A vulnerability chain in NVIDIA Triton has the potential to allow attackers to gain control over AI servers.
A critical vulnerability chain has been identified in NVIDIA’s Triton Inference Server, allowing unauthenticated attackers to achieve complete remote code execution (RCE) and gain full control over AI servers. This vulnerability chain, designated as CVE-2025-23319, CVE-2025-23320, and CVE-2025-23334, exploits the server’s Python backend through a sophisticated three-step attack process involving shared memory manipulation. The attack begins with an information leak that escalates to a complete system compromise, posing significant risks such as theft of proprietary AI models, exposure of sensitive data, and manipulation of AI model responses. The vulnerability specifically targets the Python backend, which is widely used and serves as a dependency for other backends, thereby expanding the potential attack surface for organisations relying on Triton for AI and machine learning operations.

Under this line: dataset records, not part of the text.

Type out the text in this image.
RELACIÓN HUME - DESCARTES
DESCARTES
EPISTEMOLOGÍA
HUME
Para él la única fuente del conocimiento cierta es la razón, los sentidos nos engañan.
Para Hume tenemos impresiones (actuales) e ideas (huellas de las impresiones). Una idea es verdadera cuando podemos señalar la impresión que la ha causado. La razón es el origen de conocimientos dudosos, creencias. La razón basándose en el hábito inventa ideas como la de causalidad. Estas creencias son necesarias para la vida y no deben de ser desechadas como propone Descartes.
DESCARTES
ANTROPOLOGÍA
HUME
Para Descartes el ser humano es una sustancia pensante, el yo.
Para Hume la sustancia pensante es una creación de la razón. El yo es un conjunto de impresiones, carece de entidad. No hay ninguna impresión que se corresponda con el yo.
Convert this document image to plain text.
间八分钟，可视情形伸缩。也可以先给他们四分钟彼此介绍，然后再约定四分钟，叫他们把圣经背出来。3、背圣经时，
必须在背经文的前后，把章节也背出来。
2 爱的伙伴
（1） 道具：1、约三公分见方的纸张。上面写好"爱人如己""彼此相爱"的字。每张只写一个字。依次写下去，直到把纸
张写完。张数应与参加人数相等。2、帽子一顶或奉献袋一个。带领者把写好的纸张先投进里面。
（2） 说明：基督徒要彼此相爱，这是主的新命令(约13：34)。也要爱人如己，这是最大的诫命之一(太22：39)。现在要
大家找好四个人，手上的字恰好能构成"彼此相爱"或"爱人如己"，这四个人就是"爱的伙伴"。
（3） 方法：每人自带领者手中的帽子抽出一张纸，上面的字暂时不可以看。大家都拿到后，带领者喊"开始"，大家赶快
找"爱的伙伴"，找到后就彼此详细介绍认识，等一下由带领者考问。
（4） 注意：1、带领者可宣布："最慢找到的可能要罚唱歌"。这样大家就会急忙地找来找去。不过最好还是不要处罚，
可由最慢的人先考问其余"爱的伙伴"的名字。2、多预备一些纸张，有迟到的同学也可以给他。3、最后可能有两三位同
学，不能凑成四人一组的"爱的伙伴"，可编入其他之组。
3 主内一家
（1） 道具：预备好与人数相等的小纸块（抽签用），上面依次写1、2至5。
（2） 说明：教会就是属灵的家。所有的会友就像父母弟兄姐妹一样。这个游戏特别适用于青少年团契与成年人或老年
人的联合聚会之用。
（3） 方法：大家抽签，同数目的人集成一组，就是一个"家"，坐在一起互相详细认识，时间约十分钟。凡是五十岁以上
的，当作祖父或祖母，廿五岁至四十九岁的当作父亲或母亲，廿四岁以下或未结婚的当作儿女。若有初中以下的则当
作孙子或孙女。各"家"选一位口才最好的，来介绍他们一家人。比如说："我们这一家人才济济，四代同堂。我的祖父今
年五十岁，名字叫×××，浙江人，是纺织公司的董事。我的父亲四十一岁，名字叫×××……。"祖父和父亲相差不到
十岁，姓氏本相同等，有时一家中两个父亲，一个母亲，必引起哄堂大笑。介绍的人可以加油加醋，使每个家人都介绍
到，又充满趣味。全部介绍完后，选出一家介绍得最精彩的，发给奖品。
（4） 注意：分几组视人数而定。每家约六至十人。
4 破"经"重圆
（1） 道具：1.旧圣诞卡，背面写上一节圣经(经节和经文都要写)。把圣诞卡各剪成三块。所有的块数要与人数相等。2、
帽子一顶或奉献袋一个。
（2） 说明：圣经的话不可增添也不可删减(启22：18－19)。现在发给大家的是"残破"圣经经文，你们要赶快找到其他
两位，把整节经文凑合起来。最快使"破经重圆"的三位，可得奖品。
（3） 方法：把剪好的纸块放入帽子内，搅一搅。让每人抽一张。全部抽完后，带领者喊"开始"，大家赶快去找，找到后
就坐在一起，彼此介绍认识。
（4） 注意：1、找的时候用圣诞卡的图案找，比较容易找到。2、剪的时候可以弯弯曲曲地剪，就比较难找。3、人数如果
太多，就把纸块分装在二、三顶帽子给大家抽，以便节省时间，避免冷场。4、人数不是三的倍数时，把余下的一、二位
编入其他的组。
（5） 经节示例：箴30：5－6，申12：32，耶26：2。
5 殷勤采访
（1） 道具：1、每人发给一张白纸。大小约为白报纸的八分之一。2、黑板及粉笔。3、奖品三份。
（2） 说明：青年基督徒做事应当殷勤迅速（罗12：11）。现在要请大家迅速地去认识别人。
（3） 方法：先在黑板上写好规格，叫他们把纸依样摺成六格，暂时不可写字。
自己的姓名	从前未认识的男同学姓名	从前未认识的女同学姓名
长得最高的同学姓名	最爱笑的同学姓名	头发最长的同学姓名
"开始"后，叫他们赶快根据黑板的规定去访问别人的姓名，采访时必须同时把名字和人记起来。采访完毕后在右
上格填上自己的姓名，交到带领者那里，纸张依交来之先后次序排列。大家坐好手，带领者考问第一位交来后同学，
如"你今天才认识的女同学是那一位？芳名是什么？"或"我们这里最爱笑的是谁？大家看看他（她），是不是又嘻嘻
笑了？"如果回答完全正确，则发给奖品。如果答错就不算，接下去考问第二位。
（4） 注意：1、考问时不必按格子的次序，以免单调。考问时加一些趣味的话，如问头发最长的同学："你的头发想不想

The attack chain employs a sophisticated Inter-Process Communication (IPC) exploitation method through shared memory regions located at /dev/shm/. In the first step, attackers trigger an information disclosure vulnerability by sending crafted large requests that cause exceptions, revealing the backend’s internal shared memory name in error messages. The second step exploits Triton’s user-facing shared memory API, which lacks proper validation, allowing attackers to register the leaked internal shared memory key and gain read/write access to the Python backend’s private memory. In the final step, attackers leverage this access to corrupt existing data structures and manipulate pointers, ultimately achieving remote code execution. NVIDIA has released patches in Triton Inference Server version 25.07, and organisations are urged to update immediately to mitigate these critical vulnerabilities.